The passage refers of woman who was possessed by a "spirit of divination", whose nature remains unclear. Paul ordered to the spirit to come out of her and this happened in the Name of Jesus Christ, like apostles were called to do against demons (Mark 16:16–18). Nevertheless, the spirit of divination (Ancient Greek: πνεῦμα Πύθωνα, romanized: pneuma Pythōna) affirmed for some days that Paul and Silas were servants of the Most High God.
The dramatic scenes of Pauls's imprisonment and escape in Philippi mirrors Peter's experience in Jerusalem (Acts 12:6—17). The singing hymn in prison is similar to the act of the philosopher Socrates (Epict. Diss. 2.6.26—7) and the rescue by divine intervention because of faithfulness to God is like that of the prophet Daniel and his friends (cf. Daniel 3, Daniel 6). Instead of escaping during earthquake, Paul honorably stayed inside (by implication also keeping the other prisoners in place) so he could prevent the jailer to commit a shame-induced suicide (verse 28) and brought change in this person's life: treating his prisoners with honor (verse 30; disregarding his original orders in verse 23), washing their wounds (verse 33) and inquiring them about salvation (verse 30). Paul's 'shameful experience of prison' was turned into a successful mission (verse 32), even in the middle of the night (verses 25, 33), that the jailer 'with his entire household' became a 'paradigmatic convert' (stressed three times in verses 32, 33, 34), baptized, 'sharing table-fellowship', and 'rejoicing' (verses 33, 34).

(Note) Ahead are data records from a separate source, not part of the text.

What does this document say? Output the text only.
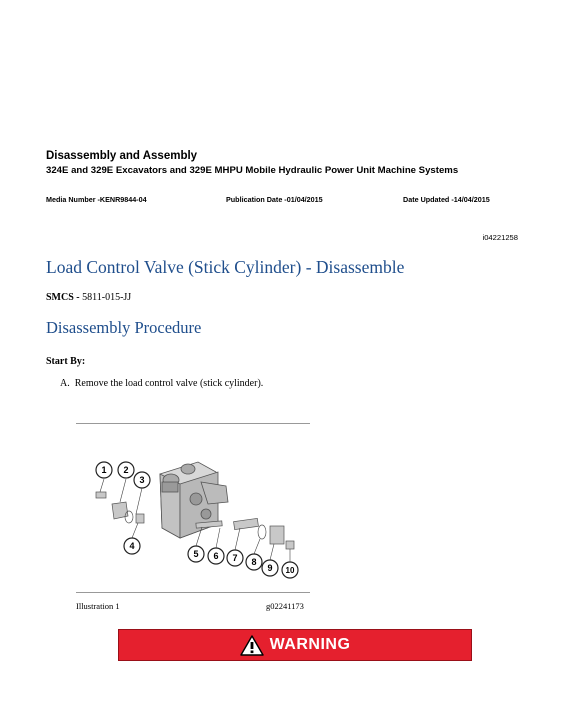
Disassembly and Assembly
324E and 329E Excavators and 329E MHPU Mobile Hydraulic Power Unit Machine Systems
Media Number -KENR9844-04	Publication Date -01/04/2015	Date Updated -14/04/2015
i04221258
Load Control Valve (Stick Cylinder) - Disassemble
SMCS - 5811-015-JJ
Disassembly Procedure
Start By:
A. Remove the load control valve (stick cylinder).
1 2
3
4
5 6 7 8
9 10
Illustration 1	g02241173
WARNING
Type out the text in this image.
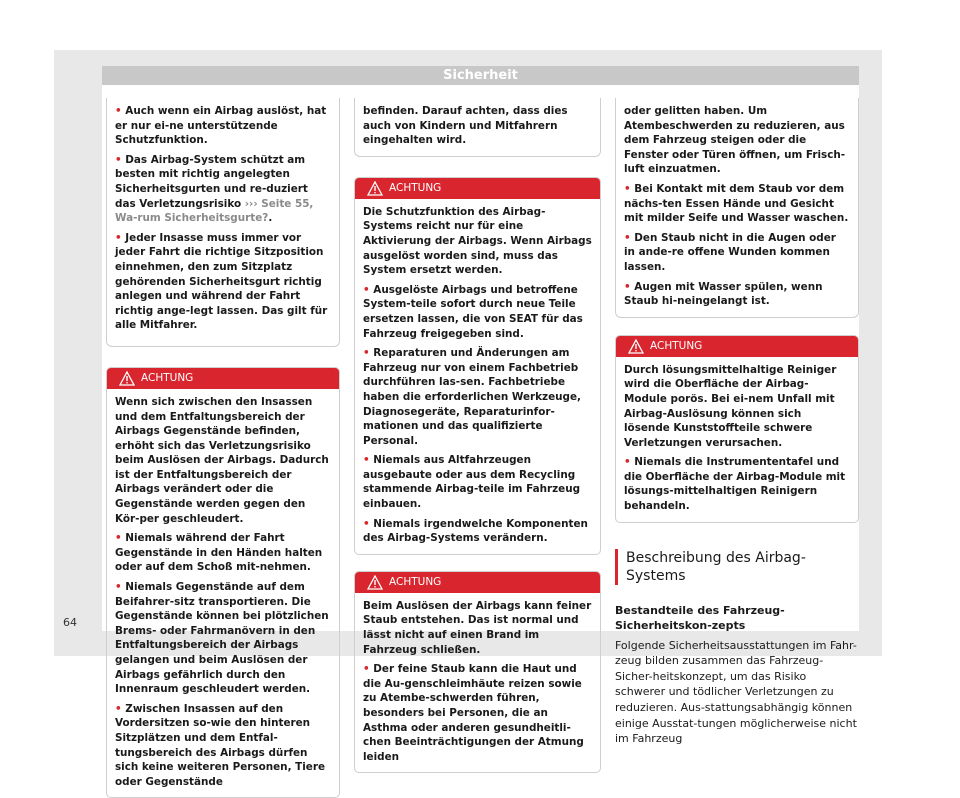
Sicherheit
• Auch wenn ein Airbag auslöst, hat er nur ei-ne unterstützende Schutzfunktion.
• Das Airbag-System schützt am besten mit richtig angelegten Sicherheitsgurten und re-duziert das Verletzungsrisiko ››› Seite 55, Wa-rum Sicherheitsgurte?.
• Jeder Insasse muss immer vor jeder Fahrt die richtige Sitzposition einnehmen, den zum Sitzplatz gehörenden Sicherheitsgurt richtig anlegen und während der Fahrt richtig ange-legt lassen. Das gilt für alle Mitfahrer.
ACHTUNG
Wenn sich zwischen den Insassen und dem Entfaltungsbereich der Airbags Gegenstände befinden, erhöht sich das Verletzungsrisiko beim Auslösen der Airbags. Dadurch ist der Entfaltungsbereich der Airbags verändert oder die Gegenstände werden gegen den Kör-per geschleudert.
• Niemals während der Fahrt Gegenstände in den Händen halten oder auf dem Schoß mit-nehmen.
• Niemals Gegenstände auf dem Beifahrer-sitz transportieren. Die Gegenstände können bei plötzlichen Brems- oder Fahrmanövern in den Entfaltungsbereich der Airbags gelangen und beim Auslösen der Airbags gefährlich durch den Innenraum geschleudert werden.
• Zwischen Insassen auf den Vordersitzen so-wie den hinteren Sitzplätzen und dem Entfal-tungsbereich des Airbags dürfen sich keine weiteren Personen, Tiere oder Gegenstände
befinden. Darauf achten, dass dies auch von Kindern und Mitfahrern eingehalten wird.
ACHTUNG
Die Schutzfunktion des Airbag-Systems reicht nur für eine Aktivierung der Airbags. Wenn Airbags ausgelöst worden sind, muss das System ersetzt werden.
• Ausgelöste Airbags und betroffene System-teile sofort durch neue Teile ersetzen lassen, die von SEAT für das Fahrzeug freigegeben sind.
• Reparaturen und Änderungen am Fahrzeug nur von einem Fachbetrieb durchführen las-sen. Fachbetriebe haben die erforderlichen Werkzeuge, Diagnosegeräte, Reparaturinfor-mationen und das qualifizierte Personal.
• Niemals aus Altfahrzeugen ausgebaute oder aus dem Recycling stammende Airbag-teile im Fahrzeug einbauen.
• Niemals irgendwelche Komponenten des Airbag-Systems verändern.
ACHTUNG
Beim Auslösen der Airbags kann feiner Staub entstehen. Das ist normal und lässt nicht auf einen Brand im Fahrzeug schließen.
• Der feine Staub kann die Haut und die Au-genschleimhäute reizen sowie zu Atembe-schwerden führen, besonders bei Personen, die an Asthma oder anderen gesundheitli-chen Beeinträchtigungen der Atmung leiden
oder gelitten haben. Um Atembeschwerden zu reduzieren, aus dem Fahrzeug steigen oder die Fenster oder Türen öffnen, um Frisch-luft einzuatmen.
• Bei Kontakt mit dem Staub vor dem nächs-ten Essen Hände und Gesicht mit milder Seife und Wasser waschen.
• Den Staub nicht in die Augen oder in ande-re offene Wunden kommen lassen.
• Augen mit Wasser spülen, wenn Staub hi-neingelangt ist.
ACHTUNG
Durch lösungsmittelhaltige Reiniger wird die Oberfläche der Airbag-Module porös. Bei ei-nem Unfall mit Airbag-Auslösung können sich lösende Kunststoffteile schwere Verletzungen verursachen.
• Niemals die Instrumententafel und die Oberfläche der Airbag-Module mit lösungs-mittelhaltigen Reinigern behandeln.
Beschreibung des Airbag-Systems
Bestandteile des Fahrzeug-Sicherheitskon-zepts
Folgende Sicherheitsausstattungen im Fahr-zeug bilden zusammen das Fahrzeug-Sicher-heitskonzept, um das Risiko schwerer und tödlicher Verletzungen zu reduzieren. Aus-stattungsabhängig können einige Ausstat-tungen möglicherweise nicht im Fahrzeug
64
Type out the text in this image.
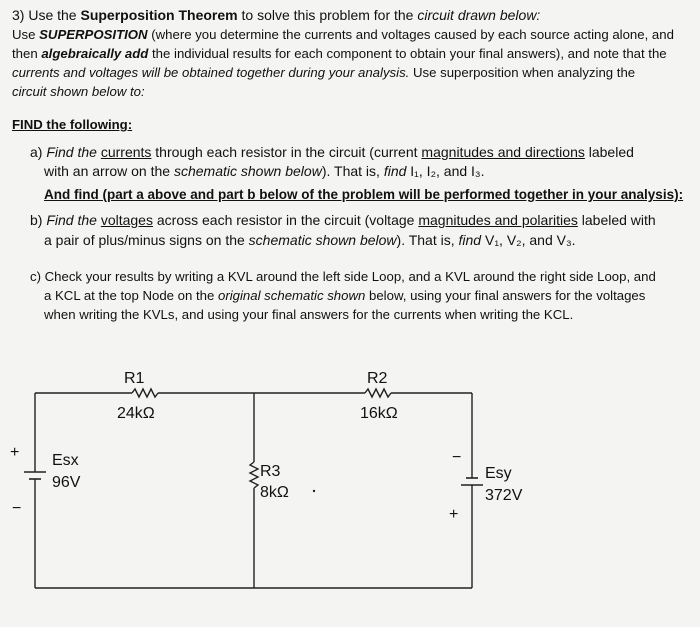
3) Use the Superposition Theorem to solve this problem for the circuit drawn below:
Use SUPERPOSITION (where you determine the currents and voltages caused by each source acting alone, and
then algebraically add the individual results for each component to obtain your final answers), and note that the
currents and voltages will be obtained together during your analysis. Use superposition when analyzing the
circuit shown below to:
FIND the following:
a) Find the currents through each resistor in the circuit (current magnitudes and directions labeled
with an arrow on the schematic shown below). That is, find I₁, I₂, and I₃.
And find (part a above and part b below of the problem will be performed together in your analysis):
b) Find the voltages across each resistor in the circuit (voltage magnitudes and polarities labeled with
a pair of plus/minus signs on the schematic shown below). That is, find V₁, V₂, and V₃.
c) Check your results by writing a KVL around the left side Loop, and a KVL around the right side Loop, and
a KCL at the top Node on the original schematic shown below, using your final answers for the voltages
when writing the KVLs, and using your final answers for the currents when writing the KCL.
R1
24kΩ
R2
16kΩ
R3
8kΩ
+ Esx
96V
−
−
Esy
372V
+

When the 'police' (Greek: rhabdouchoi, "lictors", verse 35) came to order the jailer to release him, Paul chose this time to reveal his Roman citizenship (cf. Acts 22:22–29; 25:1–12), which higher standards of legal treatment than other people in the empire should prevent him and his companion to be publicly humiliated, and the violation of this could result in severe punishment for the magistrates (verse 37). A complete the role-reversal then happened with the magistrates came to 'apologize' to Paul (better translation: "implore", from Greek: parekalesan, verse 39) vindicating Paul's faithfulness to God who can turn around potentially humiliating situations into honor.